By implementation they are also UTF strings. String literals
use UTF, `char.init` is 0xFF and `wchar.init` is 0xFFFF,
foreach over narrow strings with `dchar` iterator variable type
does UTF decoding etc.
I don't think you know what you're talking about; putting
UTF-16 or UTF-32 in `string` is utter madness and not trivially
possible. We have `wchar`/`wstring` and `dchar`/`dstring` for
UTF-16 and UTF-32, respectively.
import std.stdio;
void main()
{
string s = "о";
writeln(s.length);
}
This compiles and prints 2. This means that string type is
broken. It is broken in the way as I was attempting to explain.
This is attempt to explain problematic design as a wise action.
No, it's not. Please leave crappy, unsubstantiated arguments
like this out of these forums.
Note, that I provided examples why design is problematic. The
arguement isn't unsubstained.
[1] http://dlang.org/type
By the way, the link you provide says char is unsigned 8 bit
type which can keep value of UTF-8 code unit.
Not *can*, but *does*. Otherwise it is an error in the program.
The specification, compiler implementation (as shown above) and
standard library all treat `char` as a UTF-8 code unit. Treat
it otherwise at your own peril.
But such treating is nonsense. It is like treating integer or
floating number as sequence of bytes. You are essentially saying
that treating char as UTF-8 code unit is OK because language is
treating char as UTF-8 code unit.
The only problem in the implementation here that you illustrate
is that `['s', 'ä', 'д']` is of type `int[]`, which is a bug.
It should be `dchar[]`. The length of `char[]` works as
intended.
You are saying that length of char works as intended, which is
true, but shows that design is broken.
Problems with string type can be illustrated as possible
situation in domain of integers type. Assume that user wants
'number' type which accepts both integers, floats and doubles
and treats them properly. This would require either library
solution or a new special type in a language which is
supported by both compiler and runtime library, which performs
operation at runtime on objects of number type according to
their effective type.
D designers want to support such feature (to make the language
better), but as it happens in other situations, the support is
only limited: compiler allows to do
alias immutable(int)[] number;
number my_number = [0, 3.14, 3.14l];
I don't understand this example. The compiler does *not* allow
that code; try it for yourself.
It does not allow because it is nonsense.
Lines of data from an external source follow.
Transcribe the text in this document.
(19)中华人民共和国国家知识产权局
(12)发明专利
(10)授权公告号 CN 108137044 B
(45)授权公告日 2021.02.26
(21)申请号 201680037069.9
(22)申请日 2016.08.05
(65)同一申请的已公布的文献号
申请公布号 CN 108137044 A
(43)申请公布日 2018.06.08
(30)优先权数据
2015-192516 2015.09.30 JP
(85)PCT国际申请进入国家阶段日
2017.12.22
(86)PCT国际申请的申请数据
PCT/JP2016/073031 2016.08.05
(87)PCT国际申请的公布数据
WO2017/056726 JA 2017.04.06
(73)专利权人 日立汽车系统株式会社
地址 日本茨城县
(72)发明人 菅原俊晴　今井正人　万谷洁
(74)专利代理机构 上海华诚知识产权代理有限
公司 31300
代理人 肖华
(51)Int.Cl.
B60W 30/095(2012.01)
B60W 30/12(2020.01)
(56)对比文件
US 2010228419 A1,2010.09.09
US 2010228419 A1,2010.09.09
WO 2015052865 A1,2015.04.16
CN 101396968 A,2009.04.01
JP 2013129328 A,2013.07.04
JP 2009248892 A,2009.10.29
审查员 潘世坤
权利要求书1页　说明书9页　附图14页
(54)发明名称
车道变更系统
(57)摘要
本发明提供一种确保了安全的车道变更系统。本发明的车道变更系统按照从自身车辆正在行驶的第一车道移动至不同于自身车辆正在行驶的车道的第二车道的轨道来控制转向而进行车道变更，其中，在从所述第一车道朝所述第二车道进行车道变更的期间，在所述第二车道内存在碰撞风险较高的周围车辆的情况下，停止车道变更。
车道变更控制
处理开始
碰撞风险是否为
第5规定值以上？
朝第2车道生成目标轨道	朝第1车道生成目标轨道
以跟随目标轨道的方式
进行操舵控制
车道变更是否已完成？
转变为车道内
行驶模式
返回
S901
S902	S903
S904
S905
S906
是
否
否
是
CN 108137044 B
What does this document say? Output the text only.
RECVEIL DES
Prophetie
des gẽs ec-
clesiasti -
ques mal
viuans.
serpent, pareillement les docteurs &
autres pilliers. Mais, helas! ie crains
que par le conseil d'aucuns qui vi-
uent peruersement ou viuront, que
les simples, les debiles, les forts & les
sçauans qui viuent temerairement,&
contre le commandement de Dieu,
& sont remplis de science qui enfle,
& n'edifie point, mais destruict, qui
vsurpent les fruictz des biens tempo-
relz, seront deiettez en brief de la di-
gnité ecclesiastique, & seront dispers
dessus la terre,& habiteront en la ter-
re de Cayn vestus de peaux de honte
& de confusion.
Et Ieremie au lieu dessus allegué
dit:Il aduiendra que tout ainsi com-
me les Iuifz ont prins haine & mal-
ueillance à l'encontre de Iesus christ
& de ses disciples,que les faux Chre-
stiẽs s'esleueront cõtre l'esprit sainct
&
However it does allows
equivalent nonsesnce in character types.
alias immutable(int)[] number;
number my_number = [0, 3.14, 3.14l]; // does not compile
alias immutable(char)[] string;
string s = "säд"; // compiles, however "säд" should default to
wstring or dstring
Same reasons which prevent sane person from being OK with int[]
number = [3.14l] should prevent him from being OK with string s =
"säд"